- The beach in 2026
- Princess Diana Beach Location within Antigua and Barbuda
- Coordinates: 17°33′9.4″N 61°46′4.1″W﻿ / ﻿17.552611°N 61.767806°W
- Location: Coco Point, Barbuda

= Princess Diana Beach =

Beach in Barbuda

Princess Diana Beach, also known as Access Beach and Coco Point Beach, is a beach in the south of the island of Barbuda in Antigua and Barbuda. It is a 3 km long white sand beach that is periodically colored pink due to the presence of foraminifera. In 2011, the beach was renamed after Princess Diana, who had visited the beach many times.

== Overview ==
Princess Diana Beach is located on Coco Point, a 1.5 km peninsula that separates two beaches. Eastern Gravenor Beach has wild water due to the wind and ocean current. The western Princess Diana Beach has calm water. It is one of the most popular beaches on the island, but has no facilities.

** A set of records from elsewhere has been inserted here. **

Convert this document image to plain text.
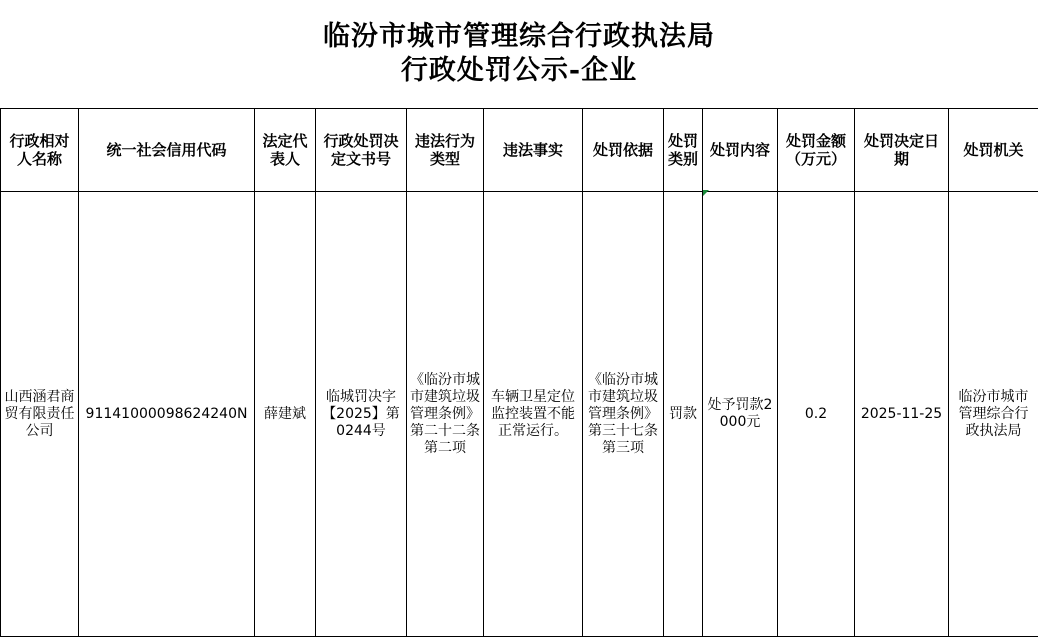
临汾市城市管理综合行政执法局
行政处罚公示-企业
行政相对人名称	统一社会信用代码	法定代表人	行政处罚决定文书号	违法行为类型	违法事实	处罚依据	处罚类别	处罚内容	处罚金额（万元）	处罚决定日期	处罚机关
山西涵君商贸有限责任公司	91141000098624240N	薛建斌	临城罚决字【2025】第0244号	《临汾市城市建筑垃圾管理条例》第二十二条第二项	车辆卫星定位监控装置不能正常运行。	《临汾市城市建筑垃圾管理条例》第三十七条第三项	罚款	处予罚款2000元	0.2	2025-11-25	临汾市城市管理综合行政执法局
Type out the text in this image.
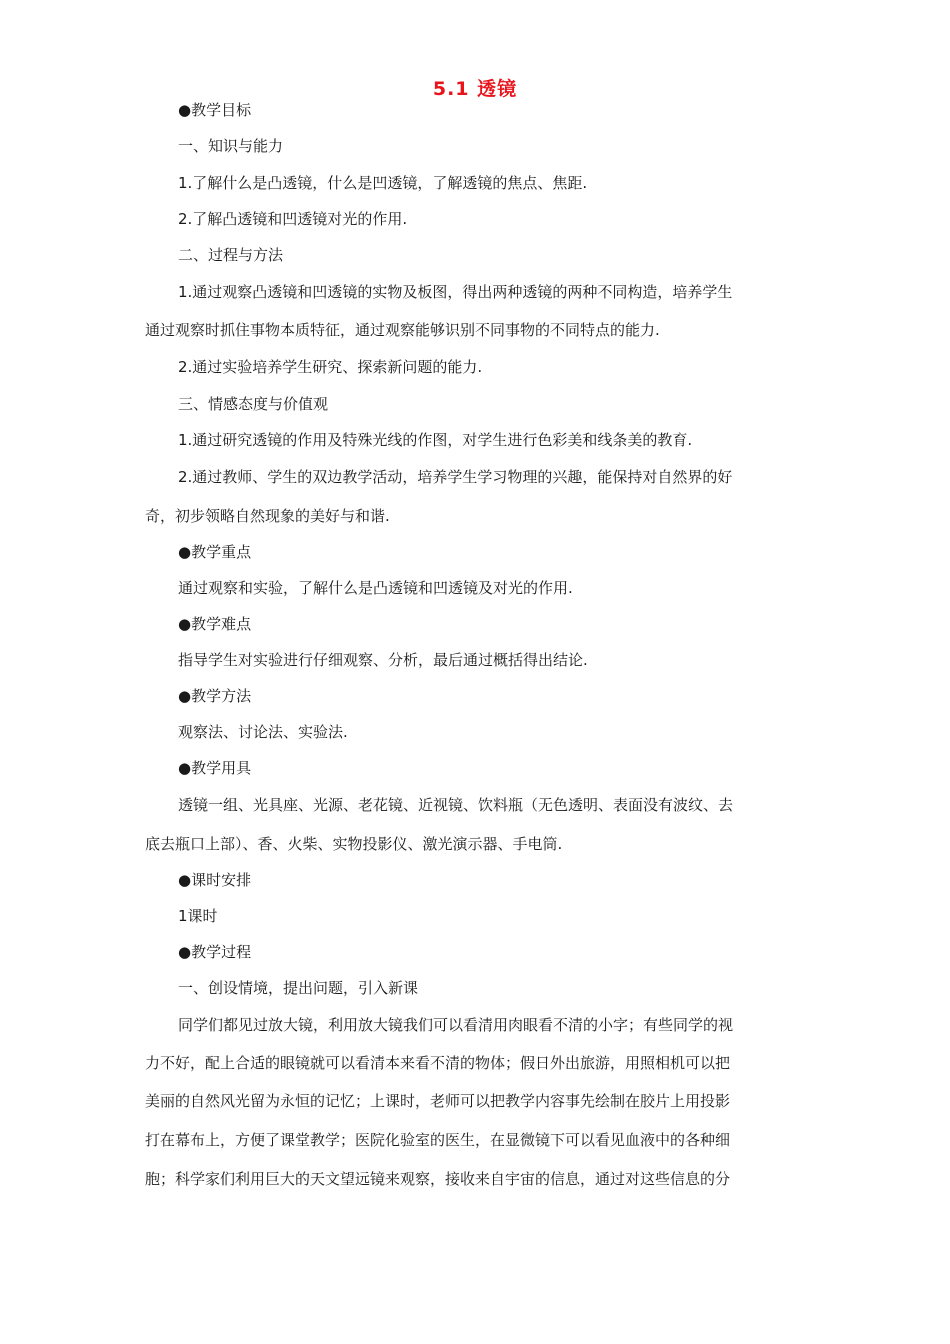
5.1 透镜
●教学目标
一、知识与能力
1.了解什么是凸透镜，什么是凹透镜，了解透镜的焦点、焦距.
2.了解凸透镜和凹透镜对光的作用.
二、过程与方法
1.通过观察凸透镜和凹透镜的实物及板图，得出两种透镜的两种不同构造，培养学生
通过观察时抓住事物本质特征，通过观察能够识别不同事物的不同特点的能力.
2.通过实验培养学生研究、探索新问题的能力.
三、情感态度与价值观
1.通过研究透镜的作用及特殊光线的作图，对学生进行色彩美和线条美的教育.
2.通过教师、学生的双边教学活动，培养学生学习物理的兴趣，能保持对自然界的好
奇，初步领略自然现象的美好与和谐.
●教学重点
通过观察和实验，了解什么是凸透镜和凹透镜及对光的作用.
●教学难点
指导学生对实验进行仔细观察、分析，最后通过概括得出结论.
●教学方法
观察法、讨论法、实验法.
●教学用具
透镜一组、光具座、光源、老花镜、近视镜、饮料瓶（无色透明、表面没有波纹、去
底去瓶口上部）、香、火柴、实物投影仪、激光演示器、手电筒.
●课时安排
1课时
●教学过程
一、创设情境，提出问题，引入新课
同学们都见过放大镜，利用放大镜我们可以看清用肉眼看不清的小字；有些同学的视
力不好，配上合适的眼镜就可以看清本来看不清的物体；假日外出旅游，用照相机可以把
美丽的自然风光留为永恒的记忆；上课时，老师可以把教学内容事先绘制在胶片上用投影
打在幕布上，方便了课堂教学；医院化验室的医生，在显微镜下可以看见血液中的各种细
胞；科学家们利用巨大的天文望远镜来观察，接收来自宇宙的信息，通过对这些信息的分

== Coco Point Lodge and Paradise Found ==
In 1960, William Cody Kelly opened the tourist resort Coco Point Lodge. The resort was small and exclusive. There was room for 68 guests on a site of 66 hectares. Yachts and cars were not allowed. In 2017, Barbuda was hit hard by Hurricane Irma and was temporarily evacuated. On November 15, Coco Point Lodge decided not to rebuild and closed the resort.

In 2015, the Paradise Found project was announced by Robert De Niro and billionaire James Douglas Packer. For Paradise Found, a luxurious hotel, casino, a port for superyachts, and an airport for private jets would be built. The people of Barbuda opposed the plan. During the evacuation, the government of Antigua and Barbuda approved the construction of the resort on a 225-hectare site without the permission of the island council. There are lawsuits to stop the construction.